Steak n' Shake on Big Hollow/Peoria Co. Property Tax Records

(WEEK) - An iconic restaurant chain that started in Normal 87 years ago is shaking up the way customers are served, aiming to stay afloat after the pandemic.

Steak 'n Shake, known for steakburgers and milkshakes, will emerge from the health crisis with a much different service model with customers ordering food themselves using kiosks instead of servers taking their orders in the dining room.

"The combination of labor-intensive, slow production and high-cost table service was a faulty business model. Simply put, the operation of dining rooms with table service was a money loser," said Sardar Biglari, chief executive officer for Steak 'n Shake's parent company, Biglari Holdings.

In his annual message to shareholders, Biglari said labor costs had been running at 38.5% of net sales before the pandemic, putting the chain at a 6 to 8 point competitive disadvantage to its competitors.
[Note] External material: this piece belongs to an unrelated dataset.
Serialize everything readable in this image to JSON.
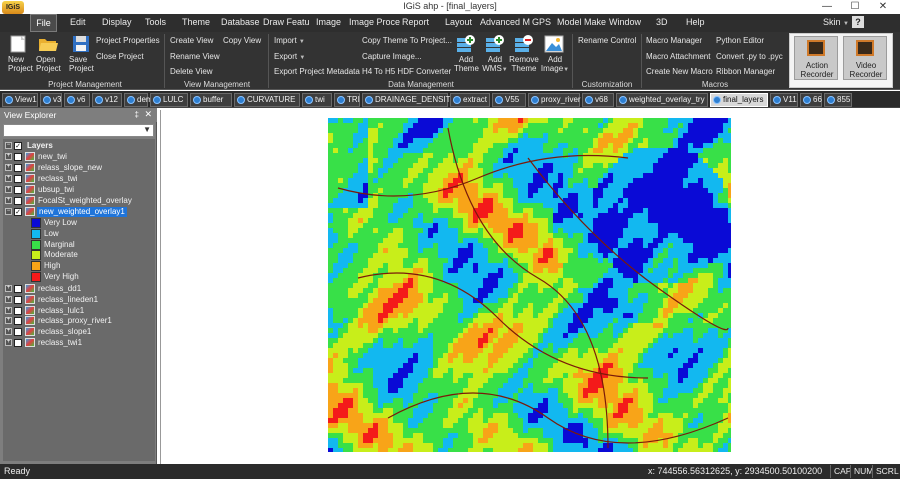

"The modernization centers on achieving simplicity and speed in the way Steak 'n Shake’s products are made and the way they are delivered to guests — without a diminution of quality," said Biglari.

"Although most of our dining rooms are currently closed, we are not dispensing with them altogether; rather, we intend to equip units with advanced self-service," he added.

It will cost $100,000 to $200,000 to modernize each of the restaurants.

Biglari bought the company in 2008.

Steak 'n Shake has 556 restaurants nationwide. Founder Gus Belt opened the first restaurant in 1934 on South Main Street in Normal, now the site of Monical's Pizza near Carle BroMenn Medical Center.